Player-Funds Segregation
Keeping customer balances separate from operating money; protection levels vary by licence and must often be disclosed.
Keeping customer balances separate from the operator's working capital, so that an operator's insolvency does not take player money with it. Regimes range from full trust-grade ringfencing to mere accounting separation.
Britain's approach is disclosure-based: operators must state their protection level (basic, medium, high) and the Commission publishes what each means. The history of operator failures with player balances lost is short but instructive — and it is the reason the infobox on every licence page in this atlas records the fund-protection rule.
The question this term answers is brutal in its simplicity: if the operator goes bankrupt tomorrow, do players get their balances back? Segregation — customer money held separately from operating funds — is the mechanism, and its strength varies from full trust arrangements (player funds legally insulated from creditors) to mere accounting separation (a different ledger line, same insolvency estate).
Malta made segregation a licence condition with teeth: MGA licensees must hold player funds apart and report on them. Britain requires operators to disclose their protection level in plain terms — "not protected", "medium", "high" — an honesty mechanism that quietly tells players most balances enjoy less security than they assume. The disclosure is worth reading before any large deposit.
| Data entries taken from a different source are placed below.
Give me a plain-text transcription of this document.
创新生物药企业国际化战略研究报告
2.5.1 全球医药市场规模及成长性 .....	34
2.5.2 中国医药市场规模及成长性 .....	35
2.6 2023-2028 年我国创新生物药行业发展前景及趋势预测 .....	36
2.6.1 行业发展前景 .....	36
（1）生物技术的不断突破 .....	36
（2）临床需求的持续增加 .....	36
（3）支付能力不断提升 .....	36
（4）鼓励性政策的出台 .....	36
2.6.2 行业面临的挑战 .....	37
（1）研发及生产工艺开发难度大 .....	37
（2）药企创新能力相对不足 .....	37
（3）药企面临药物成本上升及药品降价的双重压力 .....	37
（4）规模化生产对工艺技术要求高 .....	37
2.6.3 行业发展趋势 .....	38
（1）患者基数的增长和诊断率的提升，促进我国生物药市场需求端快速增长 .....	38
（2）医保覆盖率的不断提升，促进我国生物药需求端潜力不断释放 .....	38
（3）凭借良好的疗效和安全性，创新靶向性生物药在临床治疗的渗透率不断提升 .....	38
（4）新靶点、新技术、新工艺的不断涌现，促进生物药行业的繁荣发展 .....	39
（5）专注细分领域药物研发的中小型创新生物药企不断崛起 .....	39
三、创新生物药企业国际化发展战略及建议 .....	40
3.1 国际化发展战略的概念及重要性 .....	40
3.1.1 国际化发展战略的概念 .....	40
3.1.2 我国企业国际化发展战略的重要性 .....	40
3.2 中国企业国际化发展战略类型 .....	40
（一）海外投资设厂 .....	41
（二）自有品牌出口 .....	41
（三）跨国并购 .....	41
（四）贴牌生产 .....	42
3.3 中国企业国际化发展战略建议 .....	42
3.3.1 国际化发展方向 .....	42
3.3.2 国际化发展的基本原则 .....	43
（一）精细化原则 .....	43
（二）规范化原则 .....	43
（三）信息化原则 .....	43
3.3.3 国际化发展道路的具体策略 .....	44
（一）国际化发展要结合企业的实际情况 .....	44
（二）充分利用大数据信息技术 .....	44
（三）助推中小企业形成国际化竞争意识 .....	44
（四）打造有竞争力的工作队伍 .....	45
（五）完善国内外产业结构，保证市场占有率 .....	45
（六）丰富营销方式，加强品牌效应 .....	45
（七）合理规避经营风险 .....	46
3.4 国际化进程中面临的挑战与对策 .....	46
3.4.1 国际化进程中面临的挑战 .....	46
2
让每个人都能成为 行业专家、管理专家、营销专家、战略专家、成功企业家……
The atlas flags fund-protection arrangements where regimes make them distinctive — Malta's licence condition, Britain's mandatory disclosure tiers — because they are a rare consumer-relevant fact that licence marketing rarely mentions. As a rule of thumb across the registry: the higher the supervision tier, the more likely player balances survive an operator failure, and the budget offshore tier offers essentially no assurance at all.